Former Fianna Fáil finance minister Ray MacSharry’s lawyers have written to the Public Accounts Committee (PAC) seeking the so-called Ansbacher dossier in which he is named.
Mr MacSharry is one of five former politicians named in the Dáil by Sinn Féin TD Mary Lou McDonald as having been in a dossier of alleged offshore account holders. All five have rejected the claims.
Contacted by The Irish Times this morning, Mr MacSharry said: “My lawyers are dealing with matters”.
The law firm Arthur Cox, acting for Mr MacSharry, has written to the PAC requesting access to papers given to individual members of the committee.
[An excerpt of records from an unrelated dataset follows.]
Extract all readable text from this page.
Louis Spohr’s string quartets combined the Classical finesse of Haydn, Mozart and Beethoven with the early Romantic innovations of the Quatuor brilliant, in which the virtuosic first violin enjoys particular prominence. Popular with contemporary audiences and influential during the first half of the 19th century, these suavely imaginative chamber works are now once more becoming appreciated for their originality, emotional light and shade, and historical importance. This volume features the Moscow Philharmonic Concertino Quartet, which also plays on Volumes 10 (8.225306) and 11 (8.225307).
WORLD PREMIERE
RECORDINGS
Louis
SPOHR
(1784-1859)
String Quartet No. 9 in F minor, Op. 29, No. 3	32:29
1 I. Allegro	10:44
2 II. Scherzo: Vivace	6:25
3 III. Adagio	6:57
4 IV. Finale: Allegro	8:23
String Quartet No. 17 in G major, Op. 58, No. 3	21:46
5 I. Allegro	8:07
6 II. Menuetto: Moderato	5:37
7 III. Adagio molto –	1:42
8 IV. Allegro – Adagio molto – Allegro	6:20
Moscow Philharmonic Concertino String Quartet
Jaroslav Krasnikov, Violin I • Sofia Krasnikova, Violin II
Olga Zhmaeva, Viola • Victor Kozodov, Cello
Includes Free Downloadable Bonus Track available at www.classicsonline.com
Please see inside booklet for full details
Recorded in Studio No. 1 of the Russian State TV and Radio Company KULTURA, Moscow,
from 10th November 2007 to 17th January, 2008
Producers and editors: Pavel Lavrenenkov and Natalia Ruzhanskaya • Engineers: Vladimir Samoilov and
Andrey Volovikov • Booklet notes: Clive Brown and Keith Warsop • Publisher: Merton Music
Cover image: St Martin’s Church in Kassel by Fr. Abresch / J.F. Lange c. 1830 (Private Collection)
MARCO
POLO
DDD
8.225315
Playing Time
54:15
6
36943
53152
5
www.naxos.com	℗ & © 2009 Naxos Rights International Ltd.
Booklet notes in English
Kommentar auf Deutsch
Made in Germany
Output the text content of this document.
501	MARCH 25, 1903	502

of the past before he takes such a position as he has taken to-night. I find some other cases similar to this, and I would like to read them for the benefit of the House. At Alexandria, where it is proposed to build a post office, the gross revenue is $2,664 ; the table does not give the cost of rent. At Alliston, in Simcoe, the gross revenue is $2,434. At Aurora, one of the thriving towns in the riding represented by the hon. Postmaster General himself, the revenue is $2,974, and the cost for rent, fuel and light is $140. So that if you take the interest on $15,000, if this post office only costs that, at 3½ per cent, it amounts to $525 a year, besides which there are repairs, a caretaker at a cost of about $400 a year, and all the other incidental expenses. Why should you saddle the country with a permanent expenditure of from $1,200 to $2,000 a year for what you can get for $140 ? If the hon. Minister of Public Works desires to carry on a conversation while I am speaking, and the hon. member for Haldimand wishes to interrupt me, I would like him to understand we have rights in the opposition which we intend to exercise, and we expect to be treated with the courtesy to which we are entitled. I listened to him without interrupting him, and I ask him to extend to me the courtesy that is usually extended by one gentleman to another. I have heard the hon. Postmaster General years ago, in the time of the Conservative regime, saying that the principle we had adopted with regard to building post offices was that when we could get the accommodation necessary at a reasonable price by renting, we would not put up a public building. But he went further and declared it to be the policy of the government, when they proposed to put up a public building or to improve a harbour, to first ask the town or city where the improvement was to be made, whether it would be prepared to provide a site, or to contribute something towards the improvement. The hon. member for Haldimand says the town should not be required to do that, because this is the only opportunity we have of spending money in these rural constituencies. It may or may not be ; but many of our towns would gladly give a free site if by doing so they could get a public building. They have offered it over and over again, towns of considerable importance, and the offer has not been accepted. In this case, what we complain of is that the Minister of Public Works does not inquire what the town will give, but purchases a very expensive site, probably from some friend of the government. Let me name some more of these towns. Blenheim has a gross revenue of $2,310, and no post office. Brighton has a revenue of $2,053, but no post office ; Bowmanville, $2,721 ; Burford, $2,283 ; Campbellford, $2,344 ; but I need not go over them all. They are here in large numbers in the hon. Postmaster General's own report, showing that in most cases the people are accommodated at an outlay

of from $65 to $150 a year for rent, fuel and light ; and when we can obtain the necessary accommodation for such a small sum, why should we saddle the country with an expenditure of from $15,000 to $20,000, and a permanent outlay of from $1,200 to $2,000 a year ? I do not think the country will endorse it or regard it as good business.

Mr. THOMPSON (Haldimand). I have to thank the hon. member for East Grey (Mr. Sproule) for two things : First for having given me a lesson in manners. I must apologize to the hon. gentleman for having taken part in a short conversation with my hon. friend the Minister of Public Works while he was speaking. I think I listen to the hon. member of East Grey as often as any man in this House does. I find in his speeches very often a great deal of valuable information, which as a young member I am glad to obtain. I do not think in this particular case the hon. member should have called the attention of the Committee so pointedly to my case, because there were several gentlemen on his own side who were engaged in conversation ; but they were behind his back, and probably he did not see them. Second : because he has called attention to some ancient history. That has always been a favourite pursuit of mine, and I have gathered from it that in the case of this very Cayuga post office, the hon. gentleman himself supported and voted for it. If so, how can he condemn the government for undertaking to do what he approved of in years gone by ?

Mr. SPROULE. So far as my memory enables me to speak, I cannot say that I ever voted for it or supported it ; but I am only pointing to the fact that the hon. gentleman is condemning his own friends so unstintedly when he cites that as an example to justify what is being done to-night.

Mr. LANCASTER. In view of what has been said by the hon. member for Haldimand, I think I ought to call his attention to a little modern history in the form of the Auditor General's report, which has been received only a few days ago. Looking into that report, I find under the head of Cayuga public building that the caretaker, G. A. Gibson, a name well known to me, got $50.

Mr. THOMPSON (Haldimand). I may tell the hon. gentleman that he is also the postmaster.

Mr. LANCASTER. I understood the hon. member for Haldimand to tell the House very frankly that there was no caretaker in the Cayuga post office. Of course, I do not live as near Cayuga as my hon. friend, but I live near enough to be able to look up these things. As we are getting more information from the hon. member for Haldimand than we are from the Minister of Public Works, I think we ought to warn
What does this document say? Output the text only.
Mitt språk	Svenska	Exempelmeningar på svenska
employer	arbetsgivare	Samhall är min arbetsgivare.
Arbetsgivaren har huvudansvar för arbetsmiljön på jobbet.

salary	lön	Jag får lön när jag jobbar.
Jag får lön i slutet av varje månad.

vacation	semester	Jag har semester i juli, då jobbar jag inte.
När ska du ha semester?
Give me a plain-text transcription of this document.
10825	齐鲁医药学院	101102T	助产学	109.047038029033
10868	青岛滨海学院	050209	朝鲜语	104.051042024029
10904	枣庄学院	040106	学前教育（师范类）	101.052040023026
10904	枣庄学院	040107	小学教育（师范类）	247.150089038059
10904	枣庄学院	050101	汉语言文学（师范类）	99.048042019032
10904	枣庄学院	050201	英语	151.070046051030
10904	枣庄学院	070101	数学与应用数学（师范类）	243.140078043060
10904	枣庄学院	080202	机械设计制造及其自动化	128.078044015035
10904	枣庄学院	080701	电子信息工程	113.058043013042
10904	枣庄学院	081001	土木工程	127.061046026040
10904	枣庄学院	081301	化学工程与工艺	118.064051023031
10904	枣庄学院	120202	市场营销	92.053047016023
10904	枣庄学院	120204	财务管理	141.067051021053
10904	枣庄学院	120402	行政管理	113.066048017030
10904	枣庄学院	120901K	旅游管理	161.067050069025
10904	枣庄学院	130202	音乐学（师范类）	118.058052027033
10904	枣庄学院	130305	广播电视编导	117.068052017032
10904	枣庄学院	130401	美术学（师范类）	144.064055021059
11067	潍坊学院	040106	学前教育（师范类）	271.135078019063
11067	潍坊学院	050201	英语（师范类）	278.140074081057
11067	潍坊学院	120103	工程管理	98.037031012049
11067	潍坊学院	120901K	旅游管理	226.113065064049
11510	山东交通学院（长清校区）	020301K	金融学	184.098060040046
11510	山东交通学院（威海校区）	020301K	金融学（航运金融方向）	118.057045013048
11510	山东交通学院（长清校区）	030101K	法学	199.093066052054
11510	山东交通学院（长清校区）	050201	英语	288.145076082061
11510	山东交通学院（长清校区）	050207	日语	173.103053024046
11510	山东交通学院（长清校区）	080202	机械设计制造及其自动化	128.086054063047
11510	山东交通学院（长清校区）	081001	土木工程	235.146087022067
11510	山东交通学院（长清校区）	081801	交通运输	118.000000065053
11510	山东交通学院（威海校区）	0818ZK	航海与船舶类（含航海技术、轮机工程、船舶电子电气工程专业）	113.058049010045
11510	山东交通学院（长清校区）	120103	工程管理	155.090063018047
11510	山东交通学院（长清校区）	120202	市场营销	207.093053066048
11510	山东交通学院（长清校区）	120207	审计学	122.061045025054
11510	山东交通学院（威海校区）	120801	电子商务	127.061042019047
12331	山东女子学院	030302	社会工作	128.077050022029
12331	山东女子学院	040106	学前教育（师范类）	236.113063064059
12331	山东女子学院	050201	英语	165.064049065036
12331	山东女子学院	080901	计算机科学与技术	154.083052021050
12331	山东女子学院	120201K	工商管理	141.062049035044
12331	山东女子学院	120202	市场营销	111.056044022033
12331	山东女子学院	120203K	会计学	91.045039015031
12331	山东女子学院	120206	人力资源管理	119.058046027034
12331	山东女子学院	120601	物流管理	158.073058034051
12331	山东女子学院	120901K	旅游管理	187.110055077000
However, it is understood that the Ansbacher dossier is not considered to be a committee document and therefore the committee is expected to respond that it is not in a position to hand over the dossier.
Mr MacSharry previously described the allegations as “absolutely outrageous” and last week said: “I have never had an Ansbacher account, I never was the beneficiary of one.”
He said he would be consulting his legal representatives to see what recourse he has, both against Gerry Ryan, the whistleblower who submitted the dossier about tax evasion to the Dáil Committee on Public Accounts, and Ms McDonald.
Ms McDonald last Wednesday also named under privilege on the Dáil record former PD leader Des O'Malley, former Fianna Fáil politicians Máire Geoghegan-Quinn and Gerard Collins, an 'S Barrett', assumed to be former Fianna Fáil TD Sylvie Barrett, and former Fine Gael minister Richie Ryan.
Mr MacSharry’s tough persona while overseeing public spending cuts while Charles Haughey’s minister for finance in the late 1980s earned Ray MacSharry the title “Mack the Knife”.
He became an MEP in 1984, before returning as a TD and minister for finance in 1987 in another Haughey-led government.
He was appointed Ireland’s European commissioner in 1988.